Ho parlato di guerra unilaterale perché non credo che la donna voglia dominare sull’uomo così come non tutte le donne sottoscrivono l’intento di competere con essi in qualsiasi campo, salvo che ciò possa accadere come semplice risultato di un lavoro svolto con dedizione e serietà come persona, ossia senza intenti competitivi di sorta.
Personalmente sono per la libertà delle scelte e delle vocazioni ma aspiro a una sempre maggiore differenziazione del femminile, senza la quale non credo si possa sfuggire alla logica fortemente consolidata della civiltà dello scontro frontale con vittoria del più forte o del più violento che è tipico della civiltà al maschile, ma ammetto però di non avere certezze di quale sarebbe la civiltà al femminile nel caso che la realtà si ribaltasse e fosse la donna a regolarla.
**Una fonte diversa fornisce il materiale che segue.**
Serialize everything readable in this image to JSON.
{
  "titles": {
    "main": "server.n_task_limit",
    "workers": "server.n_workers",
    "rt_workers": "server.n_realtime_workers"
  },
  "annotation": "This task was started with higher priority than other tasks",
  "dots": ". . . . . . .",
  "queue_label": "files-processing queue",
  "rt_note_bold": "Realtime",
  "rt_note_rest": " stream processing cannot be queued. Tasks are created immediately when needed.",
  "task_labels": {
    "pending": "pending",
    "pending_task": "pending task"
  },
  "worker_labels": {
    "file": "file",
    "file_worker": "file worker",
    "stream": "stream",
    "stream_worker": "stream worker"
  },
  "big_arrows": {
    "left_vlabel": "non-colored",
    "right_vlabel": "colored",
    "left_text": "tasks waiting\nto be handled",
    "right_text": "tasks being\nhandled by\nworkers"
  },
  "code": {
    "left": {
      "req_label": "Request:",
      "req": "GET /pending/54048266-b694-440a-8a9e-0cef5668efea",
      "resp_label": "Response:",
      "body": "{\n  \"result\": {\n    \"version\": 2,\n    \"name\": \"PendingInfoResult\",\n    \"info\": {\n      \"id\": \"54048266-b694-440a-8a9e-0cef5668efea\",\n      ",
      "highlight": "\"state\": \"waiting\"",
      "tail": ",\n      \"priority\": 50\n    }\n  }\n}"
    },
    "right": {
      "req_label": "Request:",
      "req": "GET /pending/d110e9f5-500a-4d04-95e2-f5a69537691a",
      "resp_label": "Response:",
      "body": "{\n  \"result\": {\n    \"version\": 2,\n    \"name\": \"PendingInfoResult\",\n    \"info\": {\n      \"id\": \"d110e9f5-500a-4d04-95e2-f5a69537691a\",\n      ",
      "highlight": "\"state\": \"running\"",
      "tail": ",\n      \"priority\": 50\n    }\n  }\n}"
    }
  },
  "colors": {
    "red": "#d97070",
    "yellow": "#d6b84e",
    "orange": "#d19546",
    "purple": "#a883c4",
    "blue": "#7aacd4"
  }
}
Non entro nel merito del sacerdozio femminile non solo perché non ne ho la competenza ma anche perché non ritengo necessaria alcuna competenza. La donna così come l’uomo è prima di tutto individuo con diritti e presupposti attitudinali e vocazionali che proprio in quanto tali non possono essere sempre subordinati alla condizione di genere. Il suo destino di madre – del resto non alla portata di tutte le donne e neppure da tutte ambito – più che distoglierla dalla auspicata totale dedizione sacerdotale l’arricchirebbe grazie all’esperienza materna sul campo, dunque non solo teorica. E lo stesso potrebbe dirsi per il sacerdozio maschile. Condannato al celibato, il religioso è privato dell’esperienza realistica della paternità e non sappiamo se ciò possa essere responsabile della deriva pedofila. Ci sembra attendibile infatti attribuire alla paternità reale la funzione di potente argine all’antica idea di possesso del figlio e quella della graduale trasformazione etica e giuridica del rapporto padre – figlio in un sentimento responsabilmente protettivo e rispettoso del figlio stesso.
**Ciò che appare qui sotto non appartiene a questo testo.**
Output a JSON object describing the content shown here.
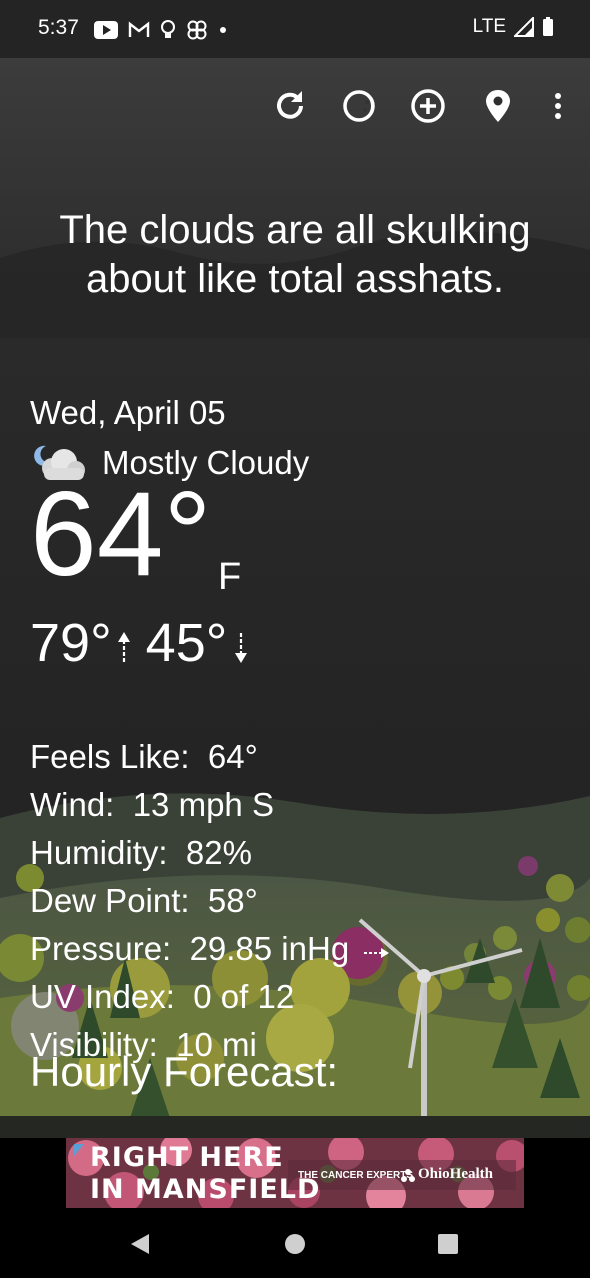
{
  "status_bar": {
    "time": "5:37",
    "network": "LTE"
  },
  "toolbar": {
    "icons": [
      "refresh-icon",
      "theme-icon",
      "add-location-icon",
      "location-pin-icon",
      "more-vert-icon"
    ]
  },
  "headline": {
    "line1": "The clouds are all skulking",
    "line2": "about like total asshats."
  },
  "current": {
    "date": "Wed, April 05",
    "condition": "Mostly Cloudy",
    "temperature": "64°",
    "unit": "F",
    "high": "79°",
    "low": "45°"
  },
  "details": [
    {
      "label": "Feels Like:",
      "value": "64°"
    },
    {
      "label": "Wind:",
      "value": "13 mph S"
    },
    {
      "label": "Humidity:",
      "value": "82%"
    },
    {
      "label": "Dew Point:",
      "value": "58°"
    },
    {
      "label": "Pressure:",
      "value": "29.85 inHg"
    },
    {
      "label": "UV Index:",
      "value": "0 of 12"
    },
    {
      "label": "Visibility:",
      "value": "10 mi"
    }
  ],
  "hourly": {
    "title": "Hourly Forecast:"
  },
  "ad": {
    "line1": "RIGHT HERE",
    "line2": "IN MANSFIELD",
    "tagline": "THE CANCER EXPERTS",
    "brand": "OhioHealth"
  }
}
Fatte salve le aberrazioni o patologie che dir si voglia, spesso spie preoccupanti per l’appunto di un antico deleterio retaggio.
Naturalmente questi pochi affastellati accenni necessitano di circostanziate riflessioni e di testimonianze dottrinarie e storiche e di costume, ma forse sono sufficienti a indurre l’opinione pubblica a ben meditare prima di correre a frettolose conclusioni.
Pongo solo alcuni quesiti, sono davvero assimilabili l’obbligo del celibato e l’interdizione al sacerdozio femminile? Che cosa si teme, lo scadimento della spiritualità? e/o il rischio d’essere distratti dall’intimo totalizzante rapporto con il Cristo? La coppia umana, la paternità e la maternità rappresentano valori troppo profani, troppo lontani dalla purezza necessaria per darsi senza alcuna riserva a Dio?
Non ho titolo alcuno per rispondere, posso soltanto registrare in me una certa confusione nell’idea che a me appare preminente in non so quali e quante religioni o filosofie. A me sembra che esse ondeggino tra una stretta osservanza della biologia e dell’antropologia, e la meta elettiva di un totale distacco da ogni forma di fisicità verso una trionfante vittoria dello spirito.
E ora, con grande imbarazzo per una coatta ma purtroppo impotente urgenza di capire – e non so se mi arrogo una libertà illecita o inopportuna o troppo ingenua – mi sto chiedendo se ho parlato, in fatto di sacerdozio femminile, Santità, al nostro rispettato e amato Pontefice o all’uomo semisepolto dai forse troppo profani ma tradizionali, pesanti non solo metaforicamente, paramenti.